Unremarkable rockumentary tells a few interesting anecdotes, but it never really rises above the usual 'Behind the Music'-style conventions. Too long and lacking energy, it plods through the usual ups and downs and backstage bickering without delving deeper into the personalities of the band members than some pretty basic interviews. Interesting to die-hard fans of the Ramones, but falls short as a film.
In dismantling the myth of a monolithic Ramones & re-mythologizing the band, Beatles-style, as 4 icons -- nerd, hedonist, drill sergeant, & guy who knew how to do normal things such as buy groceries -- EOTC simulates the natural trajectory of casual fan to #1 fan; but it also deflates the utopian punk ideal ("Take everything bad & make it good. Celebrate it.") & makes it seem quaint. #1 fans will be too punk to mind.
I watch this several times a year, despite the fact that it is unbelievably sad.
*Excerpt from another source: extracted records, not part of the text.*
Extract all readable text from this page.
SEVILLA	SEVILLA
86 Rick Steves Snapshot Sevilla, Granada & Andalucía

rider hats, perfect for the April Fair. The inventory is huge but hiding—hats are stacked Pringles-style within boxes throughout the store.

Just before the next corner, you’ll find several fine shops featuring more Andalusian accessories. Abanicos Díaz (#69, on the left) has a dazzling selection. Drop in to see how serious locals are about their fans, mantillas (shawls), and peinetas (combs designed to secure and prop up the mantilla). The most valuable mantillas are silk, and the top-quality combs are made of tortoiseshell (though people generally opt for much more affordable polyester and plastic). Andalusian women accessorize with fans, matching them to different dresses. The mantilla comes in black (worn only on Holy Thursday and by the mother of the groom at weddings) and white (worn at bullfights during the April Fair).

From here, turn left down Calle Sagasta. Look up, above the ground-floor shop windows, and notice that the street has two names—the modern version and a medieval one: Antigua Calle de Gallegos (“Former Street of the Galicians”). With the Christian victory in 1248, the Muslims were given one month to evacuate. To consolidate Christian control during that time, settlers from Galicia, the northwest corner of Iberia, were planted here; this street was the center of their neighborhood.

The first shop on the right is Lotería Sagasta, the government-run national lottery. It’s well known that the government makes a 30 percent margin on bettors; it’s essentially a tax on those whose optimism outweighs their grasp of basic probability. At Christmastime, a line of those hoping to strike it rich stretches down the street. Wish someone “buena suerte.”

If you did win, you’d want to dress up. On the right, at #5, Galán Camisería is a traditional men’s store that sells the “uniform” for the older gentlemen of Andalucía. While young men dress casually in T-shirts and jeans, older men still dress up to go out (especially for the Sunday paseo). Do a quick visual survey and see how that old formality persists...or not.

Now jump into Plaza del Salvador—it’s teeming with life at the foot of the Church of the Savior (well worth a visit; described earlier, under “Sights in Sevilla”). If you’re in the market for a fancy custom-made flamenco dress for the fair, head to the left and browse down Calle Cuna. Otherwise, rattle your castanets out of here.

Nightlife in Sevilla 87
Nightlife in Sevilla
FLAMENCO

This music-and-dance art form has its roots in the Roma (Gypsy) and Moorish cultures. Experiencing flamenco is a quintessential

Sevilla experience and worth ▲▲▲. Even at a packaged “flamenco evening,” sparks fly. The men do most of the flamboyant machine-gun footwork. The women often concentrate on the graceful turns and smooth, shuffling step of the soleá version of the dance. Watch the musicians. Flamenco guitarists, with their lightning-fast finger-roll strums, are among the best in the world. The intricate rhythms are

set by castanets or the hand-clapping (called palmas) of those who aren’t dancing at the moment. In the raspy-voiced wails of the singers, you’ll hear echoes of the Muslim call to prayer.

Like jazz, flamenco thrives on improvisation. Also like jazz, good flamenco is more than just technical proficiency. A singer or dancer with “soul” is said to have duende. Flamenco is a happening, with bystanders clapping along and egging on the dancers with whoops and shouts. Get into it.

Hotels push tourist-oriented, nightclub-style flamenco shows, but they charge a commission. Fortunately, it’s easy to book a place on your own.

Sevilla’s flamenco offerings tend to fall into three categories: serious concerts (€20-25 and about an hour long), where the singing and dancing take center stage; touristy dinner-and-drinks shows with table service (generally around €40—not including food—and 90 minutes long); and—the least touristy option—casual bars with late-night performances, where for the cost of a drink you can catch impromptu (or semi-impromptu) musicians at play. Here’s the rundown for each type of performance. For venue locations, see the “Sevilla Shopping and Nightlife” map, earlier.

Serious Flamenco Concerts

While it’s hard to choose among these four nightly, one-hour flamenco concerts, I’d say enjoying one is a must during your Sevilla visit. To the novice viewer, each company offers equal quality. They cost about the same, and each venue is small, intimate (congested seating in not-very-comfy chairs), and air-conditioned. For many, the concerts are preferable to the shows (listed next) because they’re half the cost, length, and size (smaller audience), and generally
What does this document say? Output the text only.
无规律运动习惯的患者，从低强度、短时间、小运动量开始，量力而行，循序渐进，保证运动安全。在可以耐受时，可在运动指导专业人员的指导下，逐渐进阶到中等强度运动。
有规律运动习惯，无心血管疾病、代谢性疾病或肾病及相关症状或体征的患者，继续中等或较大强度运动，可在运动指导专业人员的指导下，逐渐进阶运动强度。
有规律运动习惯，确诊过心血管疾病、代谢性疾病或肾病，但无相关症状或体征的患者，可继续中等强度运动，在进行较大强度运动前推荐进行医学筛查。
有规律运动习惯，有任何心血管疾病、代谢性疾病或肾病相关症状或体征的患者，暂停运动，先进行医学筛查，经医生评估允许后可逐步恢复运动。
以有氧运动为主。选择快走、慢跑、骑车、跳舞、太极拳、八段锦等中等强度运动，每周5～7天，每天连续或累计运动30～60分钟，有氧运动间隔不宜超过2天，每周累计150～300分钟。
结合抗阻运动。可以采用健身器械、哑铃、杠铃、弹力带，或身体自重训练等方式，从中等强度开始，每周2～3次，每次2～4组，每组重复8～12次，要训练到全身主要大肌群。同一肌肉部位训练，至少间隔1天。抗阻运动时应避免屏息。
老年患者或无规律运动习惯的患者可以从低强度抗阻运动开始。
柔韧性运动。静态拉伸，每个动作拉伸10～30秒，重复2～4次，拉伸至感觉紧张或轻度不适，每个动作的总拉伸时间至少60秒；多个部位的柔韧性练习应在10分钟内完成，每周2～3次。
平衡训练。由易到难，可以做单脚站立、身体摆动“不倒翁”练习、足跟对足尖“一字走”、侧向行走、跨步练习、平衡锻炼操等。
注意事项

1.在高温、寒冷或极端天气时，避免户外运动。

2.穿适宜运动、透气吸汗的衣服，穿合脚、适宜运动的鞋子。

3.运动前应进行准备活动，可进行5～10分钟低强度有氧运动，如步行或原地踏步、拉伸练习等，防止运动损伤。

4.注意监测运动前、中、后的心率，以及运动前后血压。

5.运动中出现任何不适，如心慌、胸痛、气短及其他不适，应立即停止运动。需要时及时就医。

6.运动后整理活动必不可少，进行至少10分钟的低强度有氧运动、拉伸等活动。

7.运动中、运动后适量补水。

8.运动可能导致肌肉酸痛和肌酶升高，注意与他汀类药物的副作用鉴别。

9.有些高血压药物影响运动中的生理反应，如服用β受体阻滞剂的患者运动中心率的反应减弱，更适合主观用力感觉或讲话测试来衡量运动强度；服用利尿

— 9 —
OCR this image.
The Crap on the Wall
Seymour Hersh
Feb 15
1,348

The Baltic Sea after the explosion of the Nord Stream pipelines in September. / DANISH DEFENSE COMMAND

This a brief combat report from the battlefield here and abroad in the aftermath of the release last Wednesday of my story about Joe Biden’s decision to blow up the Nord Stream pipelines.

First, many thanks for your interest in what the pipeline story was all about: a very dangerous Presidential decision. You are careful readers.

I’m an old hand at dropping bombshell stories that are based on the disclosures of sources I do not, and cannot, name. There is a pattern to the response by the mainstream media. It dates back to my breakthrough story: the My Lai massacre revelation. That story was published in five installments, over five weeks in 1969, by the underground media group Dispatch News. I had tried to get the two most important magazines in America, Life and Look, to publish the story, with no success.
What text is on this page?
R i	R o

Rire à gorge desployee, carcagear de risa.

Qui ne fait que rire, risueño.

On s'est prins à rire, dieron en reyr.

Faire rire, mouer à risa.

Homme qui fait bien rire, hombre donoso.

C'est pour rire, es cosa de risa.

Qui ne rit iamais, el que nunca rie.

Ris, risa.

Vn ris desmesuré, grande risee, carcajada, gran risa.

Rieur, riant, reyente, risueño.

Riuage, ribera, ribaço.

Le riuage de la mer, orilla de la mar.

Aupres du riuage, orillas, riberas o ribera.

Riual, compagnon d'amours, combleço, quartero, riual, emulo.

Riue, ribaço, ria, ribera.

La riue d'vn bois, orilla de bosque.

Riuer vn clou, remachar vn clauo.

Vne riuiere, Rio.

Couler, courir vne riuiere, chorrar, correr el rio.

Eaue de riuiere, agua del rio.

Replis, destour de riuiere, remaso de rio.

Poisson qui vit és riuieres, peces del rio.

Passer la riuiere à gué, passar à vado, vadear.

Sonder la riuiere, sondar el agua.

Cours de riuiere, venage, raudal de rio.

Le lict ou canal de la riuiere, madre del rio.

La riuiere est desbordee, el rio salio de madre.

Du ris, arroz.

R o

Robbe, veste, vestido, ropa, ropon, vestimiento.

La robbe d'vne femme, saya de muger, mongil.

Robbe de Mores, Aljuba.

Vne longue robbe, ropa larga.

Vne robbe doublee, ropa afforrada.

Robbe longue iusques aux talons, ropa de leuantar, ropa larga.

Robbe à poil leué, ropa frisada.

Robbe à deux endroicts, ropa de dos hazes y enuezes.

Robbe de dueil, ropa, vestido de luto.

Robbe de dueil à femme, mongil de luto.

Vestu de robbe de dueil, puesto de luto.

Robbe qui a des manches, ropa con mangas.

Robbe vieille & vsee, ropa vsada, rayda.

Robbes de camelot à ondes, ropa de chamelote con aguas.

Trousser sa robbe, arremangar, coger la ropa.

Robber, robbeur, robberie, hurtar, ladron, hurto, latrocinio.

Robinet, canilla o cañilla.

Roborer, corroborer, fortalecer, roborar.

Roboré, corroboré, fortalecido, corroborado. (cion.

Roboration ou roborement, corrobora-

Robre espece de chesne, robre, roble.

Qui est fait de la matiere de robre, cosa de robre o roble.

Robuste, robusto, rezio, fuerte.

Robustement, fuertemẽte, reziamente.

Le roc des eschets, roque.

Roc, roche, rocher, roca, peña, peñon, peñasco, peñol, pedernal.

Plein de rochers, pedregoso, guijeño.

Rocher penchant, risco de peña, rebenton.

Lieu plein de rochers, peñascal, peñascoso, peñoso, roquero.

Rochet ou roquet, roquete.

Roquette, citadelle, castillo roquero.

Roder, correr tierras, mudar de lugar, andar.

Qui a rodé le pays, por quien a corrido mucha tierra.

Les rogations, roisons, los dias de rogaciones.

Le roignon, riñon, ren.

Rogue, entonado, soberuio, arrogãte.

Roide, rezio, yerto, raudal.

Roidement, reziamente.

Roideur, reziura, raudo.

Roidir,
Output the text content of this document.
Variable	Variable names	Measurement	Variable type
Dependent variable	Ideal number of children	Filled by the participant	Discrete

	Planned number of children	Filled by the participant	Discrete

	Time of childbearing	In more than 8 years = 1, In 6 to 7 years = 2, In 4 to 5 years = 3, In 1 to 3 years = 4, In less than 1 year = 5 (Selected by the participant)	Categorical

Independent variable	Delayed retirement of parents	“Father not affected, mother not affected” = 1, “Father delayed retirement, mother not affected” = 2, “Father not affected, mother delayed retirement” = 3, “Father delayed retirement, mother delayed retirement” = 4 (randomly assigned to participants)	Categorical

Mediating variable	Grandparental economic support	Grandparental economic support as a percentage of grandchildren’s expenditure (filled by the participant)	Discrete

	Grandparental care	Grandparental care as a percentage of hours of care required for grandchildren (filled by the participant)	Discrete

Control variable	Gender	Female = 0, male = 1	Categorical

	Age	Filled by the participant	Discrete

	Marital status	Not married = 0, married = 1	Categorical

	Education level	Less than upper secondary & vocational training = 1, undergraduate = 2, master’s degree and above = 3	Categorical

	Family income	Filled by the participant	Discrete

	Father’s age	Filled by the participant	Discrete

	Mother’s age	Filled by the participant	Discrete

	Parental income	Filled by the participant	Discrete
Each of the members of the band carried pain, some personal and some arising from the socioeconomic situation, and that sociological element raises this movie above mere psychodrama. Rather than a traditional rise and fall narrative, the Ramones were fallen from the beginning. I find the movie to be humane, rather than voyeuristic.
"I Wanna Be Sedated" is the punk equivalent of "Stairway to Heaven"—great songs that have gotten way too much airplay. Fortunately, the movie is dominated by other tracks (though I would've liked to know how they felt about that song becoming their only bonafide hit). I'm not a huge fan of their music, but I was mesmerized from start to finish. They're too fascinating for EOTC not to be wildly entertaining.